By Sid Perkins
To view video footage of the newly restored moon walk, click here.
WASHINGTON — At a press conference July 16, the 40th anniversary of Apollo 11’s launch, NASA previewed digitally restored snippets of the first video beamed from the moon’s surface to Earth. These vignettes, including astronaut Neil Armstrong’s first steps onto lunar soil, are part of a three-month, $230,000 project to assemble video footage of the moon walk from a variety of sources into “a historical record for future generations,” said Richard Nafzger, an engineer at NASA’s Goddard Space Flight Center in Greenbelt, Md., and leader of the effort.
Sources of video for the new project include CBS, a television station in Australia and the National Archives, where some of the video footage has ended up, Nafzger says. He and his colleagues must cobble together video from these recordings because NASA evidently erased its own high-quality tapes. Per NASA procedures at the time, the 45 tapes that contained video of the 3 ½–hour moon walk were kept for just a few years before Apollo program personnel certified that the data wasn’t needed anymore, and the tapes were reused.
The brief snippets released today are “just a sneak peek at three weeks’ worth of work,” said Mike Inchalik of Lowry Digital in Burbank, Calif., the film restoration firm where the full record of the Apollo 11 moon walk is being reassembled. “Nothing is being added to the video,” says Inchalik, who emphasized that his company specializes in film restoration, not special effects. “We’re just extracting the information that’s there already.”
The restored images, which are taken from the best of the broadcast-format videos, reveal details not easily seen originally on televisions worldwide. Such details include reflections in the faceplates on the astronauts’ helmets and better contrast in deeply shadowed areas.
Although none of the original NASA tapes apparently survived the ’70s, Nafzger recently got wind that similar tapes — recorded in Australia by scientists from John Hopkins University’s Applied Physics Laboratory — made their way back to the United States after the mission. The search for those recordings, which might have suffered the same fate as NASA’s tapes, continues, he notes.

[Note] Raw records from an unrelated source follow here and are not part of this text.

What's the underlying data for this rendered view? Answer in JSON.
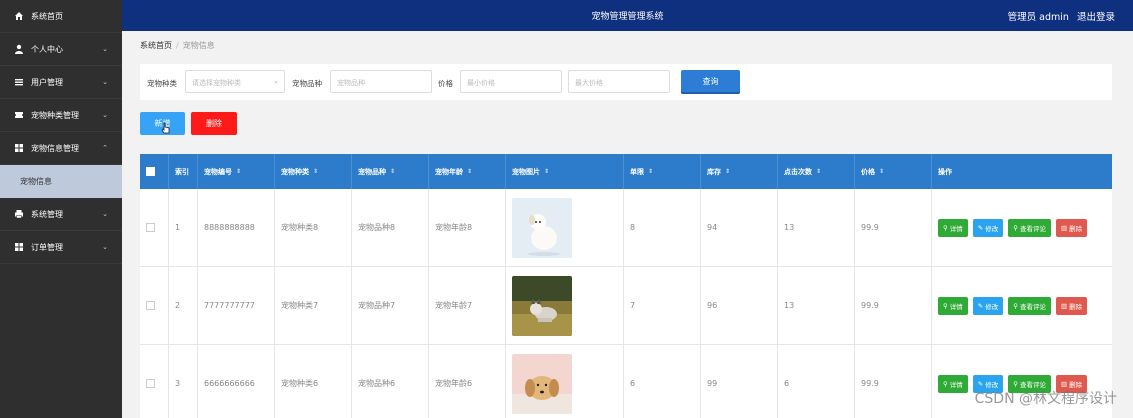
{
  "sidebar": {
    "items": [
      {
        "label": "系统首页",
        "icon": "home-icon",
        "chevron": ""
      },
      {
        "label": "个人中心",
        "icon": "user-icon",
        "chevron": "⌄"
      },
      {
        "label": "用户管理",
        "icon": "list-icon",
        "chevron": "⌄"
      },
      {
        "label": "宠物种类管理",
        "icon": "ticket-icon",
        "chevron": "⌄"
      },
      {
        "label": "宠物信息管理",
        "icon": "grid-icon",
        "chevron": "⌃"
      }
    ],
    "active_sub": "宠物信息",
    "items_after": [
      {
        "label": "系统管理",
        "icon": "printer-icon",
        "chevron": "⌄"
      },
      {
        "label": "订单管理",
        "icon": "grid-icon",
        "chevron": "⌄"
      }
    ]
  },
  "header": {
    "title": "宠物管理管理系统",
    "user": "管理员 admin",
    "logout": "退出登录"
  },
  "breadcrumb": {
    "home": "系统首页",
    "sep": "/",
    "current": "宠物信息"
  },
  "search": {
    "type_label": "宠物种类",
    "type_placeholder": "请选择宠物种类",
    "breed_label": "宠物品种",
    "breed_placeholder": "宠物品种",
    "price_label": "价格",
    "min_placeholder": "最小价格",
    "max_placeholder": "最大价格",
    "query": "查询"
  },
  "actions": {
    "add": "新增",
    "delete": "删除"
  },
  "table": {
    "headers": [
      "索引",
      "宠物编号",
      "宠物种类",
      "宠物品种",
      "宠物年龄",
      "宠物图片",
      "单限",
      "库存",
      "点击次数",
      "价格",
      "操作"
    ],
    "sort_mark": "⇕",
    "ops": {
      "detail": "详情",
      "edit": "修改",
      "review": "查看评论",
      "remove": "删除"
    },
    "rows": [
      {
        "index": "1",
        "code": "8888888888",
        "type": "宠物种类8",
        "breed": "宠物品种8",
        "age": "宠物年龄8",
        "limit": "8",
        "stock": "94",
        "clicks": "13",
        "price": "99.9"
      },
      {
        "index": "2",
        "code": "7777777777",
        "type": "宠物种类7",
        "breed": "宠物品种7",
        "age": "宠物年龄7",
        "limit": "7",
        "stock": "96",
        "clicks": "13",
        "price": "99.9"
      },
      {
        "index": "3",
        "code": "6666666666",
        "type": "宠物种类6",
        "breed": "宠物品种6",
        "age": "宠物年龄6",
        "limit": "6",
        "stock": "99",
        "clicks": "6",
        "price": "99.9"
      }
    ]
  },
  "watermark": "CSDN @林文程序设计",
  "colors": {
    "header": "#0f2f7f",
    "sidebar": "#2f2f2f",
    "table_head": "#2d7ccc",
    "query": "#2d7cd6",
    "add": "#36a3f7",
    "delete": "#ff1a1a"
  }
}
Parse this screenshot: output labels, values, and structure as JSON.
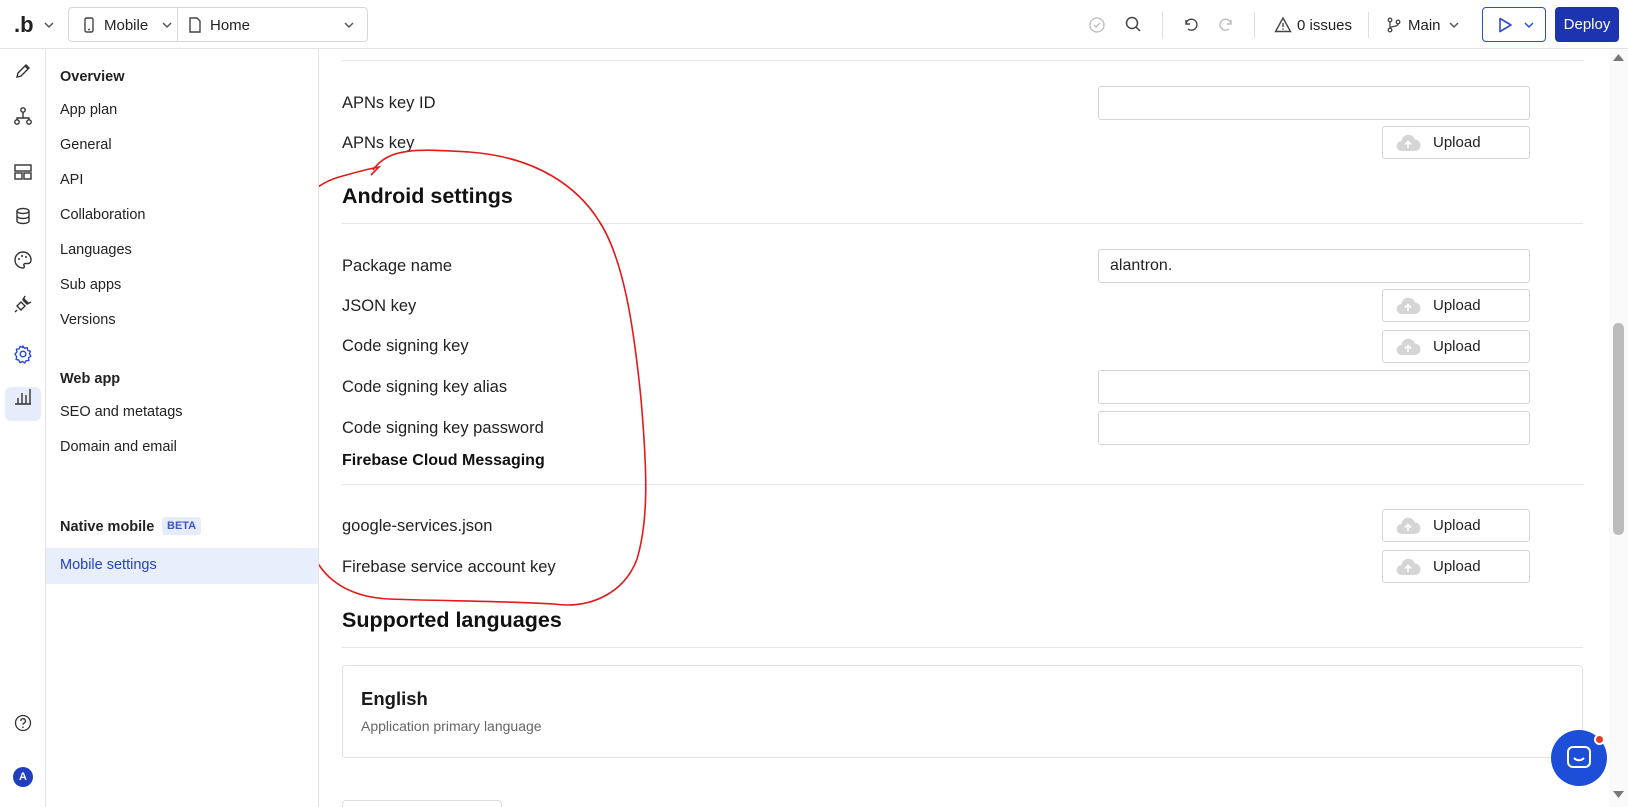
{
  "topbar": {
    "logo": ".b",
    "device": "Mobile",
    "page": "Home",
    "issues": "0 issues",
    "branch": "Main",
    "deploy": "Deploy"
  },
  "rail_icons": [
    "pencil-icon",
    "hierarchy-icon",
    "layout-icon",
    "database-icon",
    "palette-icon",
    "plug-icon",
    "gear-icon",
    "bar-chart-icon",
    "help-icon"
  ],
  "avatar": "A",
  "subnav": {
    "overview_heading": "Overview",
    "overview_items": [
      "App plan",
      "General",
      "API",
      "Collaboration",
      "Languages",
      "Sub apps",
      "Versions"
    ],
    "webapp_heading": "Web app",
    "webapp_items": [
      "SEO and metatags",
      "Domain and email"
    ],
    "native_heading": "Native mobile",
    "native_badge": "BETA",
    "native_items": [
      "Mobile settings"
    ]
  },
  "main": {
    "apns_key_id_label": "APNs key ID",
    "apns_key_label": "APNs key",
    "android_heading": "Android settings",
    "package_name_label": "Package name",
    "package_name_value": "alantron.",
    "json_key_label": "JSON key",
    "code_signing_key_label": "Code signing key",
    "code_signing_alias_label": "Code signing key alias",
    "code_signing_password_label": "Code signing key password",
    "firebase_heading": "Firebase Cloud Messaging",
    "google_services_label": "google-services.json",
    "firebase_account_label": "Firebase service account key",
    "upload_label": "Upload",
    "languages_heading": "Supported languages",
    "language_name": "English",
    "language_desc": "Application primary language"
  },
  "colors": {
    "accent": "#1d34b0",
    "active_bg": "#e8eefc",
    "annotation": "#e01b1b"
  }
}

NASA expects to release a digitally restored version of the entire Apollo 11 moon walk in September. In the meantime, the newly restored excerpts of the moon walk can be downloaded or viewed at the NASA website.
On July 16, the 40th anniversary of NASA’s launch of Apollo 11, the space agency released newly restored footage of some iconic moments from that mission’s moon walk. Here, astronauts Neil Armstrong and Buzz Aldrin plant the U.S. flag in lunar soil.